Etnomusic 2011

Foto: Fabio Ciminiera





Etnomusic 2011

Pescara, Auditoriu Flaiano – 28.2/18.4.2011


Cinque concerti, cinque racconti in musica. Questa la sintesi estrema del cartellone proposto da Etnomusic per l’edizione 2011. In particolare Eric Bibb e Robyn Hitchcock – per la formula del duo, con chitarra e voce sostenute, rispettivamente, da armonica e violoncello – hanno rappresentato in modo decisamente esemplificativo l’idea di racconto in musica. Gli altri concerti – Officina Zoé, Diarmaid Moynihan Band e Renato Borghetti – hanno comunque messo con forza l’accento sulle rispettive tradizioni di origine e hanno portato sul palco pescarese il racconto tramandato attraverso i secoli e condiviso dalle generazioni, dove la musica si miscela con i gesti e le parole, con gli abbigliamenti e gli strumenti.


Eric Bibb e Grant Dermody hanno aperto il programma con un duo intenso. Il blues, la forza espressiva del suo canone, viene rivisto attraverso la composizione: Bibb evita spesso di rifugiarsi nelle soluzioni facili offerte dalle dodici battute e aprire la sue canzoni a nuove possibilità espressive in cui accogliere esperienze, luoghi, storie ed incontri. Allo stesso modo viene trattato il suono: profondamente radicati nella scia dei maestri della chitarra blues acustica e dell’armonica, Bibb e Dermody disegnano, attraverso l’utilizzo di diversi strumenti, un paesaggio dalle sfaccettature meno scontate.

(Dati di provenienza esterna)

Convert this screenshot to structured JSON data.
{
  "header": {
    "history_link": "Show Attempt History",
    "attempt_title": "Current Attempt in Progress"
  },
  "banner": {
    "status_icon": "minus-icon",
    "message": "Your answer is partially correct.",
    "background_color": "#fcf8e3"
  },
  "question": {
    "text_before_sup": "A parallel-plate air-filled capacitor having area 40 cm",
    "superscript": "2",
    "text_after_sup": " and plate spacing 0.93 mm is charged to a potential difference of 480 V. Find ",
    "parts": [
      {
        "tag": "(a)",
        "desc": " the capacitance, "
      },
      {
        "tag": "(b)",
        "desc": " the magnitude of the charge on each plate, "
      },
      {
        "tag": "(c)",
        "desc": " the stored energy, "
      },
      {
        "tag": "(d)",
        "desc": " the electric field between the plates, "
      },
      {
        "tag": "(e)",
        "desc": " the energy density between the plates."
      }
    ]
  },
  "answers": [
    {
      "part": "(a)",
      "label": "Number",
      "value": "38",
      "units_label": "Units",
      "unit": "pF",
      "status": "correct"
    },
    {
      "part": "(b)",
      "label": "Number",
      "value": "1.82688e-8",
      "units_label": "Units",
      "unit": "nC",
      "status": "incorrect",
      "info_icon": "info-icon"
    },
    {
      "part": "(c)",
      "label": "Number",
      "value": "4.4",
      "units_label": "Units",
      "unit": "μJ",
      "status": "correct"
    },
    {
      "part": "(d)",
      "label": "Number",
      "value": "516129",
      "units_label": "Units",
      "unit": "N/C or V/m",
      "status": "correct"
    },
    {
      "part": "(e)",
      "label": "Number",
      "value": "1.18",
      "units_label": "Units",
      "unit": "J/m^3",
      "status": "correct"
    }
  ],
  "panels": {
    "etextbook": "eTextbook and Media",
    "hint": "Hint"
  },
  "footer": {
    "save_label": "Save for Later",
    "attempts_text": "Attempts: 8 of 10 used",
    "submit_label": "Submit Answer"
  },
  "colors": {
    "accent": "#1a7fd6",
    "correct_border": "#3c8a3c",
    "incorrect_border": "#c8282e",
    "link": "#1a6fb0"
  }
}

Con la Diarmaid Moynihan Band l’attenzione si è rivolta ai suoni e alle melodie irlandesi. In questo caso, come nel successivo concerto di Officina Zoé, il discorso della tradizione è stato rivisitato dalle intenzioni personali dei musicisti, nell’ottica di proseguire e rinverdire la storia musicale di provenienza.


Se nel caso della formazione irlandese la composizione di nuovi brani da affiancare al repertorio “storico” è il punto di approdo della ricerca, Officina Zoé aggiunge anche il proprio ruolo nella rinascita della musica e delle tradizioni salentine . Cinzia Marzo, Donatello Pisanello e Lamberto Probo sono stati tra i promotori di un recupero di strumenti e abitudini, culminato nella esplosione vitale e culturale del loro territorio. Un recupero nutrito dal confronto continuo tra tradizione e nuove proposizioni: il salto temporale tra le due stagioni è stato anche il nesso logico per operare in naturale continuità, guardando sia alla filologia di quanto prodotto nei secoli passati e sia allo sviluppo sociale e al senso di appartenenza della propria regione.


Renato Borghetti è un personaggio naturalmente diretto oltre i confini. Si può ascoltare nell’intervista realizzata al termine del concerto con il fisarmonicista brasiliano come nel suo quartetto convergano esperienze e tradizioni, una sintesi frutto di migrazioni e incroci. Un quartetto senza batteria – fisarmonica, anzi organetto diatonico, chitarra, flauto e pianoforte – dalle dinamiche jazzistiche in alcuni passaggi e dal virtuosismo strepitoso guarda alle musiche del Brasile dal versante meridionale. In primo luogo, quindi, si confronta con i suoni della pianura argentina e uruguaiana e raccoglie accenti provenienti da tanghi e milonghe. Nel suo peregrinare si sposta a nord e incontra lo choro e le musiche discendenti dal Nord Est, ascolta, sia pur in sottofondo, il samba e la bossa nova e si apre a tutte le immigrazioni e relativi bagagli musicali – dal mondo colto al ritmo africano alle canzoni popolari europee. Una sintesi estremamente concentrata e viene gestita con disinvoltura grazie alla proprietà di linguaggio e alla grande padronanza espressiva di tutti e quattro i musicisti.


Il concerto di Robyn Hitchcock riporta la canzone al centro, il racconto immediatamente espresso con la parola. La rilettura dei brani originali del chitarrista nella formula scarna voce-chitarra-violoncello rimanda direttamente alle stagioni del folk britannico: la linea più aspra di alcune composizioni si stempera della cifra sospesa e intimista della formazione, le ballate e le poesie in musica di Hitchcock trovano la dimensione più consona. Il bis finale affidato a due cover – The Crystal Ship dei Doors e River Man di Nick Drake – per un’interpretazione sentita e lirica, come d’altronde era stato tutto il concerto, ha riassunto in modo essenziale il percorso sviluppato da Robyn Hitchcock e Jenny Adejayan.